NAACP president targets new voting laws

In a pointed keynote address Monday, NAACP President Benjamin Todd Jealous urged members of the civil rights organization to stand up against restrictive state voting laws, which he compared to Jim Crow laws of decades past.

“Let us be clear, the right to vote is the right upon which all of our rights are leveraged and without which … none can be protected,” Jealous said at the annual convention of the National Assn. for the Advancement of Colored People, being held in downtown Los Angeles through Thursday.

He blamed “racist elements” in the “tea party” movement for new voting requirements, which he said have disenfranchised minority voters in dozens of states as President Obama prepares to seek reelection in 2012.


“Let us recognize the obvious,” Jealous said. “Our voting rights are under attack because we had a great breakthrough — the election of a black president. It was followed by a great backlash.”

He cited new laws in 30 states that require voters to present approved photo identification at the polls. “Simply put, people who are too poor to own a car tend not to have a driver’s license,” he said.

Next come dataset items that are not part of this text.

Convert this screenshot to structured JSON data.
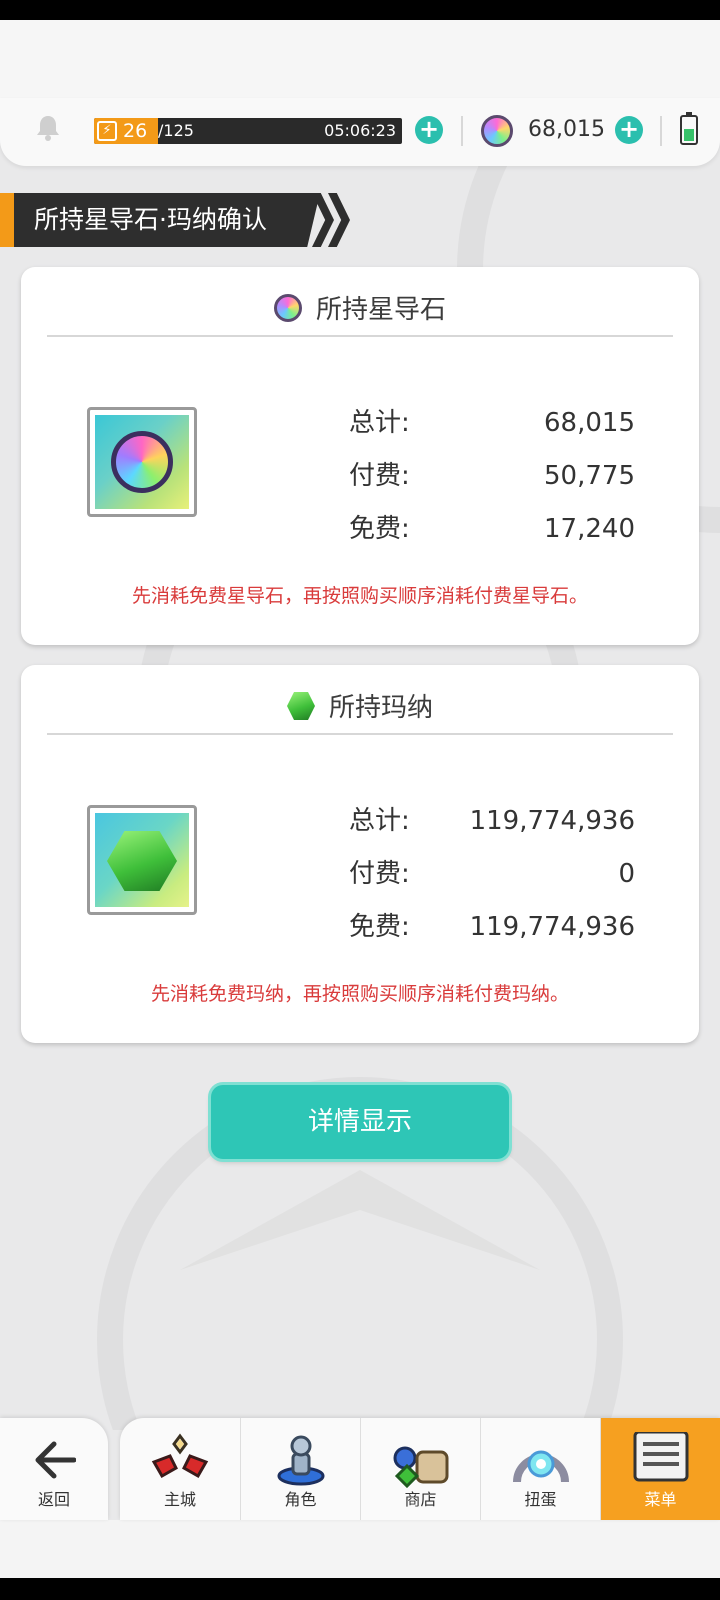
{
  "header": {
    "stamina_current": "26",
    "stamina_max": "/125",
    "stamina_fraction": 0.208,
    "timer": "05:06:23",
    "gem_count": "68,015"
  },
  "page": {
    "title": "所持星导石·玛纳确认"
  },
  "star_stone": {
    "title": "所持星导石",
    "rows": [
      {
        "label": "总计:",
        "value": "68,015"
      },
      {
        "label": "付费:",
        "value": "50,775"
      },
      {
        "label": "免费:",
        "value": "17,240"
      }
    ],
    "note": "先消耗免费星导石，再按照购买顺序消耗付费星导石。"
  },
  "mana": {
    "title": "所持玛纳",
    "rows": [
      {
        "label": "总计:",
        "value": "119,774,936"
      },
      {
        "label": "付费:",
        "value": "0"
      },
      {
        "label": "免费:",
        "value": "119,774,936"
      }
    ],
    "note": "先消耗免费玛纳，再按照购买顺序消耗付费玛纳。"
  },
  "detail_button": "详情显示",
  "nav": {
    "back": "返回",
    "tabs": [
      "主城",
      "角色",
      "商店",
      "扭蛋",
      "菜单"
    ],
    "active_tab": "菜单"
  },
  "colors": {
    "accent_teal": "#2ec6b6",
    "accent_orange": "#f6a020",
    "note_red": "#d93b3b"
  }
}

In Wisconsin alone, he said, half of black adults and half of Latino adults are now ineligible to vote because of this requirement.

Jealous also took issue with laws in Georgia and Arizona that require voters to attach a copy of their driver’s license, birth certificate or passport to their registration forms. And in Florida, he said, the establishment of a five-to-seven-year waiting period before felons can vote would disqualify more than 500,000 voters, including 250,000 blacks.

Another major issue that Jealous cited was the plight of black men, who he said continue to face high rates of unemployment, incarceration and death.

“There is a real need to systemically go after the policies, go after the practices which together add up to this dismal situation,” Jealous said after his address.

More than 5,000 people have gathered at the NAACP’s 102nd convention to discuss a wide-ranging policy agenda for the coming year.

After years of decline, the organization has enjoyed a resurgence. New and renewed memberships are up 24% over the first half of last year, making this the first time in 20 years that the number of dues-paying members has increased three years in a row, Jealous said. Membership now stands at about 230,000.

The number of online supporters has grown from 170,000 at the start of 2008 to more than 510,000 today, he said. In the same period, the number of individual donors increased from fewer than 20,000 to 107,000. Program departments that were closed have been reopened, and the organization expects to soon restore five shuttered regional offices.

Under Jealous’ leadership, the organization has reached out to struggling minorities of all colors.

“We’ve zeroed in on the nexus of two actions,” Jealous said. “The first are the most urgent civil and human rights issues of the day and the second are the range of issues that keep people in poverty … That has really spoken to people in these times.”